Elizabeth A. AMELUNG et al., Defendants, Appellees.
No. 72-1240.
United States Court of Appeals,
First Circuit.
Submitted Dec. 21, 1972.
Decided Jan. 11, 1973.
Hiller B. Zobel, Lexington, Mass., and Brown, Rudnick, Freed & Gesmer, Boston, Mass., for appellees, Matthew Brown and Kenneth A. Korb on motion for summary disposition and memorandum in support thereof.
David E. Kamins, Hartford, Conn., for appellant on memorandum in opposition to motion for summary disposition.
Before COFFIN, Chief Judge, ALDRICH and McENTEE, Circuit Judges.
PER CURIAM.
A suit by a Massachusetts corporation, involving Massachusetts real estate, was brought against one of the present defendants in 1968 and was dismissed with prejudice on January 12, 1972. On January 25, 1972, four hours before the instant suit was filed in the district court, a Connecticut corporation, the present plaintiff, was formed, the major or sole stockholder being the same person who was the sole stockholder of the Massachusetts corporation. The complaint alleges that plaintiff purchased all the assets of the Massachusetts corporation, but a hearing before the district court disclosed no other assets, payroll, or activities. The complaint also alleges that the Massachusetts corporation is being dissolved. On these facts, the court concluded that the assignment of the cause of action to the plaintiff was an improper assignment to manufacture federal diversity jurisdiction in violation of 28 U.S.C. Sec. 1359. Appellees now move for summary disposition.
Our reading of the proceedings in this case convinces us that the district court's conclusion is supported by both the evidence and the law. Cf. Kramer v.

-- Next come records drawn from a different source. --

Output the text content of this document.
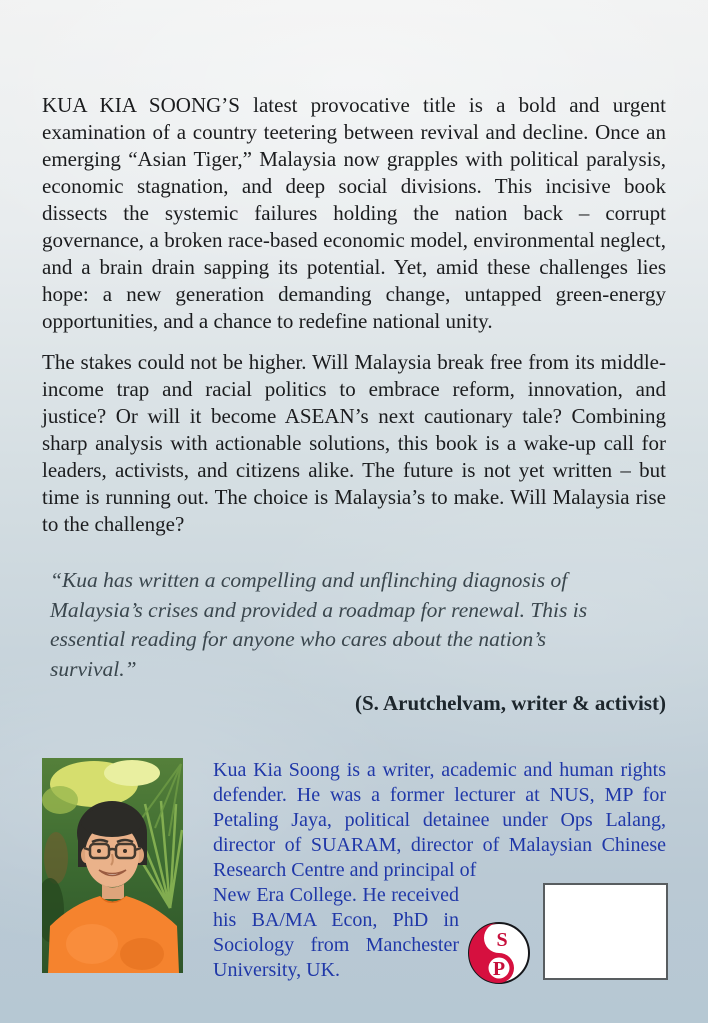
KUA KIA SOONG’S latest provocative title is a bold and urgent examination of a country teetering between revival and decline. Once an emerging “Asian Tiger,” Malaysia now grapples with political paralysis, economic stagnation, and deep social divisions. This incisive book dissects the systemic failures holding the nation back – corrupt governance, a broken race-based economic model, environmental neglect, and a brain drain sapping its potential. Yet, amid these challenges lies hope: a new generation demanding change, untapped green-energy opportunities, and a chance to redefine national unity.

The stakes could not be higher. Will Malaysia break free from its middle-income trap and racial politics to embrace reform, innovation, and justice? Or will it become ASEAN’s next cautionary tale? Combining sharp analysis with actionable solutions, this book is a wake-up call for leaders, activists, and citizens alike. The future is not yet written – but time is running out. The choice is Malaysia’s to make. Will Malaysia rise to the challenge?

“Kua has written a compelling and unflinching diagnosis of Malaysia’s crises and provided a roadmap for renewal. This is essential reading for anyone who cares about the nation’s survival.”

(S. Arutchelvam, writer & activist)

Kua Kia Soong is a writer, academic and human rights defender. He was a former lecturer at NUS, MP for Petaling Jaya, political detainee under Ops Lalang, director of SUARAM, director of Malaysian Chinese Research Centre and principal of

New Era College. He received his BA/MA Econ, PhD in Sociology from Manchester University, UK.

S
P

Caribbean Mills, Inc., 394 U.S. 823, 89 S. Ct. 1487, 23 L. Ed. 2d 9 (1969).
Appellant, in opposing the motion, seeks to avoid that conclusion by invoking Black and White Taxi Cab Co. v. Brown and Yellow Taxi Cab Co., 276 U.S. 518, 48 S. Ct. 404, 72 L. Ed. 681 (1928) for the rule that where a transfer of a claim or asset is real, and not feigned or merely colorable, Miller & Lux v. East Side Canal & Irrigation Co., 211 U.S. 293, 29 S. Ct. 111, 53 L. Ed. 189 (1908), courts will not inquire into motives and jurisdiction will lie. We do not read Black and White Taxi Cab, which has been roundly criticized, see Wright, Law of Federal Courts, 103, 222 (1970); ALI, Study of the Division of Jurisdiction between State and Federal Courts 159 (1969); O'Brien v. Avco Corp., 425 F.2d 1030, 1034 (2d Cir. 1969), as standing for such a broad proposition. Rather we think it stands for the proposition that when a corporation conducting an on-going business transfers all its assets and its business to another corporation, and the transferor is dissolved, diversity jurisdiction will exist, even though the shareholders of the two corporations are the same, and the purpose of the transfer is to obtain diversity of citizenship. Here admittedly the transfer is real, the transferor has been dissolved and the shareholder is the same. However, the claim which is the basis of this suit was the only asset transferred, and, as far as the record shows, the only asset of the new corporation, which apparently has no payroll and no other activities. To extend an already eroded case like Black and White, see Kramer, supra, to this situation would be to destroy the meaning of this salutary and long-standing statute.
The judgment is affirmed under our rule 12.